Catfish Farmers brought its case arguing Indonesia was a better surrogate for the review than India, Commerce’s ultimate selection (see 2303130058). Initially, it claimed the department had failed to properly consider Indonesia as a surrogate option even though the country met all statutory requirements for the role.

In its remand results, Commerce defended its decision in its final results to not consider Indonesia, saying courts have upheld the department’s preference for surrogates at the “same” rather than “comparable” level of development as the country under review -- and it found Indonesia to only be comparable to Vietnam during the review. But, on remand, Commerce regardless conducted a comparative analysis of Indonesia and India and again found the latter to be the better surrogate. India, it said, provided much more reliable financial data, and the country’s gross national income was closer to Vietnam’s than Indonesia’s was.

Replying to the remand results, Catfish Farmers disagreed that the Indian financial data was more reliable.

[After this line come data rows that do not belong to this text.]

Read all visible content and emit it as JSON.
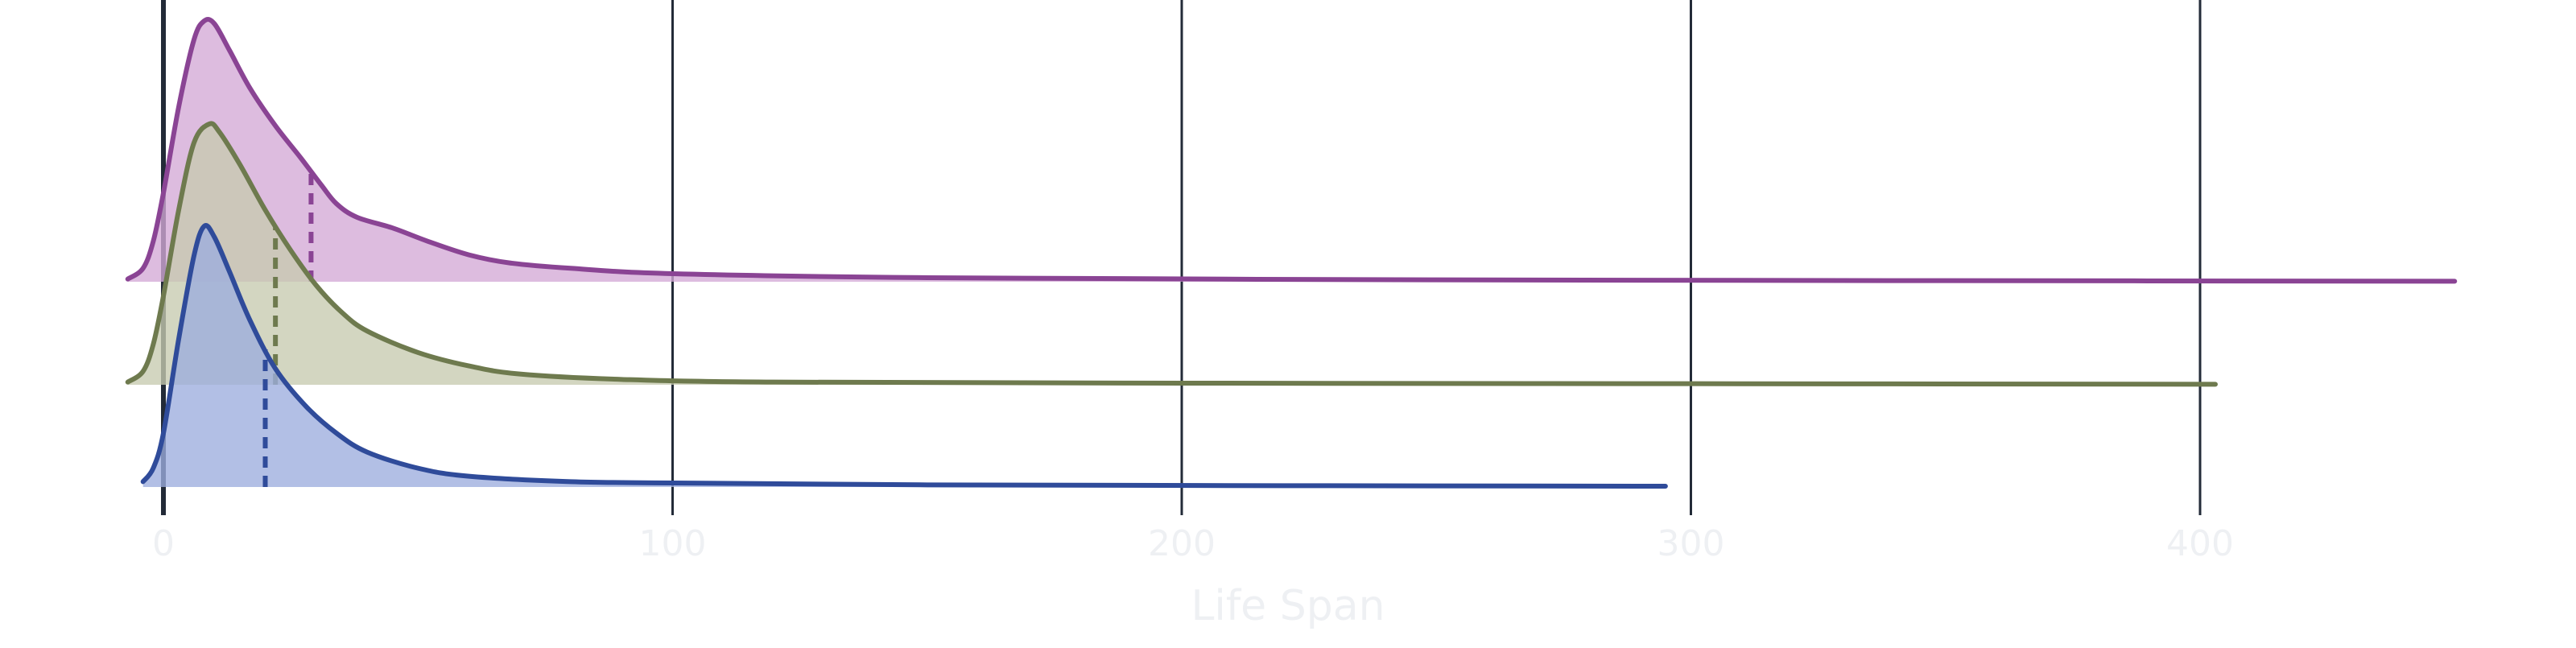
{
  "chart_data": {
    "type": "ridgeline",
    "xlabel": "Life Span",
    "xlim": [
      -32,
      475
    ],
    "x_ticks": [
      0,
      100,
      200,
      300,
      400
    ],
    "x_tick_labels": [
      "0",
      "100",
      "200",
      "300",
      "400"
    ],
    "grid": "vertical",
    "legend": "none",
    "series": [
      {
        "color": "#8a4494",
        "fill": "#d4a9d6",
        "x_min": -7,
        "x_max": 450,
        "peak_x": 8,
        "median_x": 29,
        "density": [
          [
            -7,
            0.01
          ],
          [
            -4,
            0.05
          ],
          [
            -2,
            0.15
          ],
          [
            0,
            0.33
          ],
          [
            3,
            0.65
          ],
          [
            6,
            0.9
          ],
          [
            8,
            0.97
          ],
          [
            10,
            0.96
          ],
          [
            13,
            0.86
          ],
          [
            17,
            0.72
          ],
          [
            22,
            0.58
          ],
          [
            27,
            0.46
          ],
          [
            31,
            0.36
          ],
          [
            34,
            0.29
          ],
          [
            38,
            0.24
          ],
          [
            45,
            0.2
          ],
          [
            52,
            0.15
          ],
          [
            60,
            0.1
          ],
          [
            68,
            0.07
          ],
          [
            80,
            0.05
          ],
          [
            100,
            0.03
          ],
          [
            150,
            0.015
          ],
          [
            250,
            0.007
          ],
          [
            350,
            0.004
          ],
          [
            450,
            0.002
          ]
        ]
      },
      {
        "color": "#6e7a4e",
        "fill": "#c7cbb0",
        "x_min": -7,
        "x_max": 403,
        "peak_x": 9,
        "median_x": 22,
        "density": [
          [
            -7,
            0.01
          ],
          [
            -4,
            0.05
          ],
          [
            -2,
            0.15
          ],
          [
            0,
            0.33
          ],
          [
            3,
            0.65
          ],
          [
            6,
            0.9
          ],
          [
            9,
            0.97
          ],
          [
            11,
            0.94
          ],
          [
            15,
            0.82
          ],
          [
            20,
            0.65
          ],
          [
            25,
            0.5
          ],
          [
            30,
            0.37
          ],
          [
            35,
            0.27
          ],
          [
            40,
            0.2
          ],
          [
            50,
            0.12
          ],
          [
            60,
            0.07
          ],
          [
            70,
            0.04
          ],
          [
            90,
            0.02
          ],
          [
            120,
            0.01
          ],
          [
            200,
            0.006
          ],
          [
            300,
            0.004
          ],
          [
            403,
            0.002
          ]
        ]
      },
      {
        "color": "#2f4b9a",
        "fill": "#9cadde",
        "x_min": -4,
        "x_max": 295,
        "peak_x": 8,
        "median_x": 20,
        "density": [
          [
            -4,
            0.02
          ],
          [
            -2,
            0.07
          ],
          [
            0,
            0.2
          ],
          [
            3,
            0.55
          ],
          [
            6,
            0.86
          ],
          [
            8,
            0.97
          ],
          [
            10,
            0.93
          ],
          [
            13,
            0.8
          ],
          [
            17,
            0.62
          ],
          [
            22,
            0.44
          ],
          [
            28,
            0.3
          ],
          [
            34,
            0.2
          ],
          [
            40,
            0.13
          ],
          [
            50,
            0.07
          ],
          [
            60,
            0.04
          ],
          [
            80,
            0.02
          ],
          [
            100,
            0.015
          ],
          [
            150,
            0.008
          ],
          [
            220,
            0.005
          ],
          [
            295,
            0.003
          ]
        ]
      }
    ]
  }
}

It said that fish fillets require three primary inputs: whole fish, fingerlings and feed. “The relative quality” of the data for all three “has been a key issue in this litigation,” it said.

But Commerce used Indian data for these inputs derived from two primary sources, both of which are flawed and both of which “this Court has repeatedly questioned,” it claimed. The first was fish fillet value figures from a study that encompasses only two districts of India, even though no evidence shows these two districts “produced far more fish than anywhere else,” it said. The second, it said, was a pricing portal containing “vague” data that is run by the publication Undercurrent News.

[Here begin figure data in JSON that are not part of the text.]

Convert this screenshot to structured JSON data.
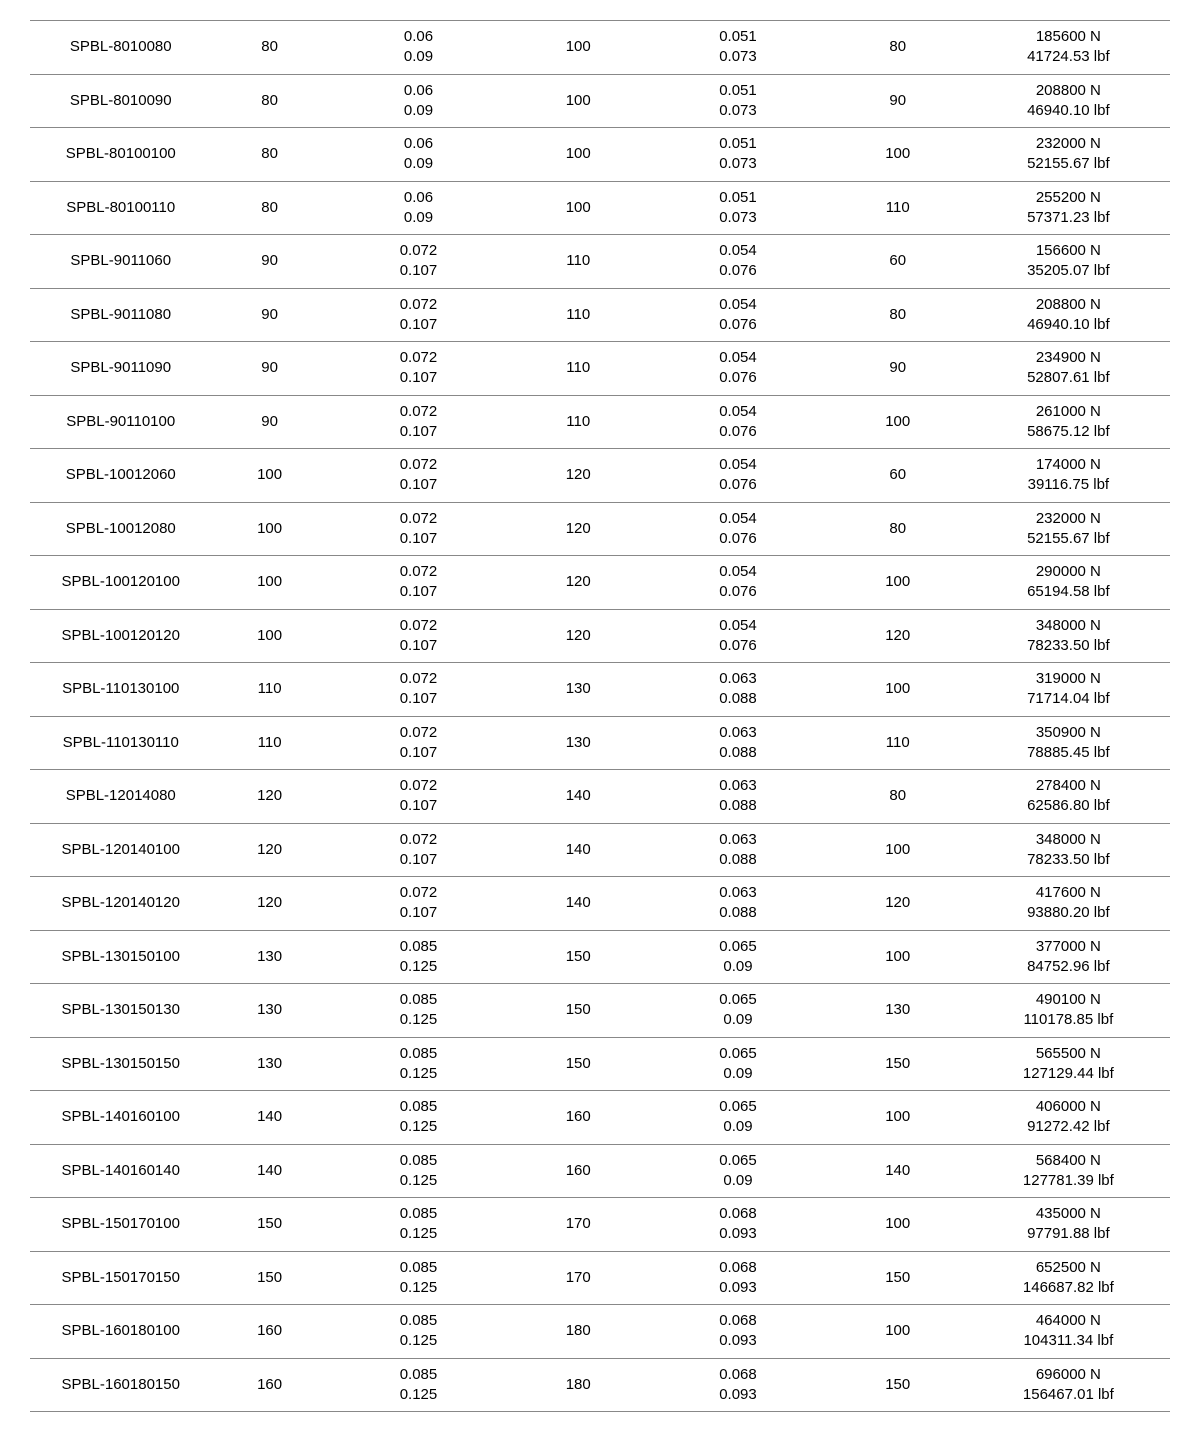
{
  "table": {
    "columns": [
      "part_no",
      "c2",
      "c3a",
      "c3b",
      "c4",
      "c5a",
      "c5b",
      "c6",
      "c7a",
      "c7b"
    ],
    "rows": [
      {
        "part_no": "SPBL-8010080",
        "c2": "80",
        "c3a": "0.06",
        "c3b": "0.09",
        "c4": "100",
        "c5a": "0.051",
        "c5b": "0.073",
        "c6": "80",
        "c7a": "185600 N",
        "c7b": "41724.53 lbf"
      },
      {
        "part_no": "SPBL-8010090",
        "c2": "80",
        "c3a": "0.06",
        "c3b": "0.09",
        "c4": "100",
        "c5a": "0.051",
        "c5b": "0.073",
        "c6": "90",
        "c7a": "208800 N",
        "c7b": "46940.10 lbf"
      },
      {
        "part_no": "SPBL-80100100",
        "c2": "80",
        "c3a": "0.06",
        "c3b": "0.09",
        "c4": "100",
        "c5a": "0.051",
        "c5b": "0.073",
        "c6": "100",
        "c7a": "232000 N",
        "c7b": "52155.67 lbf"
      },
      {
        "part_no": "SPBL-80100110",
        "c2": "80",
        "c3a": "0.06",
        "c3b": "0.09",
        "c4": "100",
        "c5a": "0.051",
        "c5b": "0.073",
        "c6": "110",
        "c7a": "255200 N",
        "c7b": "57371.23 lbf"
      },
      {
        "part_no": "SPBL-9011060",
        "c2": "90",
        "c3a": "0.072",
        "c3b": "0.107",
        "c4": "110",
        "c5a": "0.054",
        "c5b": "0.076",
        "c6": "60",
        "c7a": "156600 N",
        "c7b": "35205.07 lbf"
      },
      {
        "part_no": "SPBL-9011080",
        "c2": "90",
        "c3a": "0.072",
        "c3b": "0.107",
        "c4": "110",
        "c5a": "0.054",
        "c5b": "0.076",
        "c6": "80",
        "c7a": "208800 N",
        "c7b": "46940.10 lbf"
      },
      {
        "part_no": "SPBL-9011090",
        "c2": "90",
        "c3a": "0.072",
        "c3b": "0.107",
        "c4": "110",
        "c5a": "0.054",
        "c5b": "0.076",
        "c6": "90",
        "c7a": "234900 N",
        "c7b": "52807.61 lbf"
      },
      {
        "part_no": "SPBL-90110100",
        "c2": "90",
        "c3a": "0.072",
        "c3b": "0.107",
        "c4": "110",
        "c5a": "0.054",
        "c5b": "0.076",
        "c6": "100",
        "c7a": "261000 N",
        "c7b": "58675.12 lbf"
      },
      {
        "part_no": "SPBL-10012060",
        "c2": "100",
        "c3a": "0.072",
        "c3b": "0.107",
        "c4": "120",
        "c5a": "0.054",
        "c5b": "0.076",
        "c6": "60",
        "c7a": "174000 N",
        "c7b": "39116.75 lbf"
      },
      {
        "part_no": "SPBL-10012080",
        "c2": "100",
        "c3a": "0.072",
        "c3b": "0.107",
        "c4": "120",
        "c5a": "0.054",
        "c5b": "0.076",
        "c6": "80",
        "c7a": "232000 N",
        "c7b": "52155.67 lbf"
      },
      {
        "part_no": "SPBL-100120100",
        "c2": "100",
        "c3a": "0.072",
        "c3b": "0.107",
        "c4": "120",
        "c5a": "0.054",
        "c5b": "0.076",
        "c6": "100",
        "c7a": "290000 N",
        "c7b": "65194.58 lbf"
      },
      {
        "part_no": "SPBL-100120120",
        "c2": "100",
        "c3a": "0.072",
        "c3b": "0.107",
        "c4": "120",
        "c5a": "0.054",
        "c5b": "0.076",
        "c6": "120",
        "c7a": "348000 N",
        "c7b": "78233.50 lbf"
      },
      {
        "part_no": "SPBL-110130100",
        "c2": "110",
        "c3a": "0.072",
        "c3b": "0.107",
        "c4": "130",
        "c5a": "0.063",
        "c5b": "0.088",
        "c6": "100",
        "c7a": "319000 N",
        "c7b": "71714.04 lbf"
      },
      {
        "part_no": "SPBL-110130110",
        "c2": "110",
        "c3a": "0.072",
        "c3b": "0.107",
        "c4": "130",
        "c5a": "0.063",
        "c5b": "0.088",
        "c6": "110",
        "c7a": "350900 N",
        "c7b": "78885.45 lbf"
      },
      {
        "part_no": "SPBL-12014080",
        "c2": "120",
        "c3a": "0.072",
        "c3b": "0.107",
        "c4": "140",
        "c5a": "0.063",
        "c5b": "0.088",
        "c6": "80",
        "c7a": "278400 N",
        "c7b": "62586.80 lbf"
      },
      {
        "part_no": "SPBL-120140100",
        "c2": "120",
        "c3a": "0.072",
        "c3b": "0.107",
        "c4": "140",
        "c5a": "0.063",
        "c5b": "0.088",
        "c6": "100",
        "c7a": "348000 N",
        "c7b": "78233.50 lbf"
      },
      {
        "part_no": "SPBL-120140120",
        "c2": "120",
        "c3a": "0.072",
        "c3b": "0.107",
        "c4": "140",
        "c5a": "0.063",
        "c5b": "0.088",
        "c6": "120",
        "c7a": "417600 N",
        "c7b": "93880.20 lbf"
      },
      {
        "part_no": "SPBL-130150100",
        "c2": "130",
        "c3a": "0.085",
        "c3b": "0.125",
        "c4": "150",
        "c5a": "0.065",
        "c5b": "0.09",
        "c6": "100",
        "c7a": "377000 N",
        "c7b": "84752.96 lbf"
      },
      {
        "part_no": "SPBL-130150130",
        "c2": "130",
        "c3a": "0.085",
        "c3b": "0.125",
        "c4": "150",
        "c5a": "0.065",
        "c5b": "0.09",
        "c6": "130",
        "c7a": "490100 N",
        "c7b": "110178.85 lbf"
      },
      {
        "part_no": "SPBL-130150150",
        "c2": "130",
        "c3a": "0.085",
        "c3b": "0.125",
        "c4": "150",
        "c5a": "0.065",
        "c5b": "0.09",
        "c6": "150",
        "c7a": "565500 N",
        "c7b": "127129.44 lbf"
      },
      {
        "part_no": "SPBL-140160100",
        "c2": "140",
        "c3a": "0.085",
        "c3b": "0.125",
        "c4": "160",
        "c5a": "0.065",
        "c5b": "0.09",
        "c6": "100",
        "c7a": "406000 N",
        "c7b": "91272.42 lbf"
      },
      {
        "part_no": "SPBL-140160140",
        "c2": "140",
        "c3a": "0.085",
        "c3b": "0.125",
        "c4": "160",
        "c5a": "0.065",
        "c5b": "0.09",
        "c6": "140",
        "c7a": "568400 N",
        "c7b": "127781.39 lbf"
      },
      {
        "part_no": "SPBL-150170100",
        "c2": "150",
        "c3a": "0.085",
        "c3b": "0.125",
        "c4": "170",
        "c5a": "0.068",
        "c5b": "0.093",
        "c6": "100",
        "c7a": "435000 N",
        "c7b": "97791.88 lbf"
      },
      {
        "part_no": "SPBL-150170150",
        "c2": "150",
        "c3a": "0.085",
        "c3b": "0.125",
        "c4": "170",
        "c5a": "0.068",
        "c5b": "0.093",
        "c6": "150",
        "c7a": "652500 N",
        "c7b": "146687.82 lbf"
      },
      {
        "part_no": "SPBL-160180100",
        "c2": "160",
        "c3a": "0.085",
        "c3b": "0.125",
        "c4": "180",
        "c5a": "0.068",
        "c5b": "0.093",
        "c6": "100",
        "c7a": "464000 N",
        "c7b": "104311.34 lbf"
      },
      {
        "part_no": "SPBL-160180150",
        "c2": "160",
        "c3a": "0.085",
        "c3b": "0.125",
        "c4": "180",
        "c5a": "0.068",
        "c5b": "0.093",
        "c6": "150",
        "c7a": "696000 N",
        "c7b": "156467.01 lbf"
      }
    ]
  }
}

First, Commerce apparently conflated the two into a single source in its review, the trade group said, which “itself provides ground for remand.”

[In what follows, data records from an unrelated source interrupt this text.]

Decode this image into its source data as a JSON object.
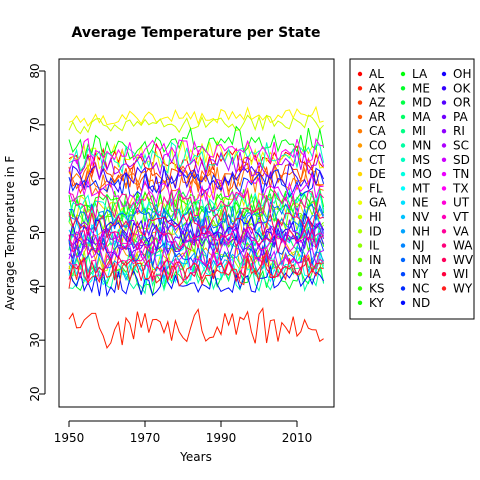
{
  "chart_data": {
    "type": "line",
    "title": "Average Temperature per State",
    "xlabel": "Years",
    "ylabel": "Average Temperature in F",
    "xlim": [
      1950,
      2017
    ],
    "ylim": [
      20,
      80
    ],
    "x_ticks": [
      "1950",
      "1970",
      "1990",
      "2010"
    ],
    "y_ticks": [
      "20",
      "30",
      "40",
      "50",
      "60",
      "70",
      "80"
    ],
    "grid": false,
    "legend_position": "right",
    "series": [
      {
        "name": "AL",
        "color": "#FF0000",
        "mean": 63.5
      },
      {
        "name": "AK",
        "color": "#FF1F00",
        "mean": 32.5
      },
      {
        "name": "AZ",
        "color": "#FF3D00",
        "mean": 60.5
      },
      {
        "name": "AR",
        "color": "#FF5C00",
        "mean": 60.5
      },
      {
        "name": "CA",
        "color": "#FF7A00",
        "mean": 59.5
      },
      {
        "name": "CO",
        "color": "#FF9900",
        "mean": 45.5
      },
      {
        "name": "CT",
        "color": "#FFB800",
        "mean": 49.5
      },
      {
        "name": "DE",
        "color": "#FFD600",
        "mean": 55.5
      },
      {
        "name": "FL",
        "color": "#FFF500",
        "mean": 71.5
      },
      {
        "name": "GA",
        "color": "#EBFF00",
        "mean": 64.0
      },
      {
        "name": "HI",
        "color": "#CCFF00",
        "mean": 70.0
      },
      {
        "name": "ID",
        "color": "#ADFF00",
        "mean": 44.5
      },
      {
        "name": "IL",
        "color": "#8FFF00",
        "mean": 52.0
      },
      {
        "name": "IN",
        "color": "#70FF00",
        "mean": 52.5
      },
      {
        "name": "IA",
        "color": "#52FF00",
        "mean": 48.0
      },
      {
        "name": "KS",
        "color": "#33FF00",
        "mean": 55.0
      },
      {
        "name": "KY",
        "color": "#14FF00",
        "mean": 55.5
      },
      {
        "name": "LA",
        "color": "#00FF0A",
        "mean": 66.5
      },
      {
        "name": "ME",
        "color": "#00FF29",
        "mean": 41.5
      },
      {
        "name": "MD",
        "color": "#00FF47",
        "mean": 54.5
      },
      {
        "name": "MA",
        "color": "#00FF66",
        "mean": 48.5
      },
      {
        "name": "MI",
        "color": "#00FF85",
        "mean": 45.0
      },
      {
        "name": "MN",
        "color": "#00FFA3",
        "mean": 41.5
      },
      {
        "name": "MS",
        "color": "#00FFC2",
        "mean": 64.0
      },
      {
        "name": "MO",
        "color": "#00FFE0",
        "mean": 55.0
      },
      {
        "name": "MT",
        "color": "#00FFFF",
        "mean": 43.0
      },
      {
        "name": "NE",
        "color": "#00E0FF",
        "mean": 49.0
      },
      {
        "name": "NV",
        "color": "#00C2FF",
        "mean": 50.0
      },
      {
        "name": "NH",
        "color": "#00A3FF",
        "mean": 44.5
      },
      {
        "name": "NJ",
        "color": "#0085FF",
        "mean": 52.5
      },
      {
        "name": "NM",
        "color": "#0066FF",
        "mean": 53.0
      },
      {
        "name": "NY",
        "color": "#0047FF",
        "mean": 46.5
      },
      {
        "name": "NC",
        "color": "#0029FF",
        "mean": 59.0
      },
      {
        "name": "ND",
        "color": "#000AFF",
        "mean": 41.0
      },
      {
        "name": "OH",
        "color": "#1400FF",
        "mean": 50.5
      },
      {
        "name": "OK",
        "color": "#3300FF",
        "mean": 60.0
      },
      {
        "name": "OR",
        "color": "#5200FF",
        "mean": 48.0
      },
      {
        "name": "PA",
        "color": "#7000FF",
        "mean": 49.0
      },
      {
        "name": "RI",
        "color": "#8F00FF",
        "mean": 50.0
      },
      {
        "name": "SC",
        "color": "#AD00FF",
        "mean": 62.5
      },
      {
        "name": "SD",
        "color": "#CC00FF",
        "mean": 45.5
      },
      {
        "name": "TN",
        "color": "#EB00FF",
        "mean": 57.5
      },
      {
        "name": "TX",
        "color": "#FF00F5",
        "mean": 65.0
      },
      {
        "name": "UT",
        "color": "#FF00D6",
        "mean": 48.5
      },
      {
        "name": "VT",
        "color": "#FF00B8",
        "mean": 43.5
      },
      {
        "name": "VA",
        "color": "#FF0099",
        "mean": 55.5
      },
      {
        "name": "WA",
        "color": "#FF007A",
        "mean": 48.5
      },
      {
        "name": "WV",
        "color": "#FF005C",
        "mean": 52.0
      },
      {
        "name": "WI",
        "color": "#FF003D",
        "mean": 43.5
      },
      {
        "name": "WY",
        "color": "#FF1F1F",
        "mean": 42.5
      }
    ]
  }
}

“Such conflation of distinct data sources indicates that the agency has substantially misread and misunderstood the record,” it said.

Second, it said, both data sources provided only “geographically and temporally limited and incomplete information.” The study, for example, is not only limited to two districts, but also only surveys about 15% of the farmers of subject merchandise in those districts, it said -- it called it “impossible” to evaluate whether that data was suitably representative of the overall market.

And Undercurrent News’ data suffered from similar deficiencies, the trade group said. It said the data portal provided no details as to how its information was actually collected, “such as the number of interviews conducted, the timing of interviews, which regions were considered major, or the volume of overall [fish fillet] production represented by the farmers interviewed.”

The department also departed from past practice by using the district-specific data because it has regularly preferred country-wide data, Catfish Farmers argued.

The trade group also claimed that Indonesia offered more accurate data on the subject merchandise.

And it said Commerce hadn’t adequately justified its use of Indian surrogate data for labor, byproducts and financial resources, either. For example, the department used Indian labor data from 2011-12 in the review, even though the court has criticized such use of “outdated” data in the past. On the contrary, the Indonesian labor data offered by the trade group is contemporary, it said.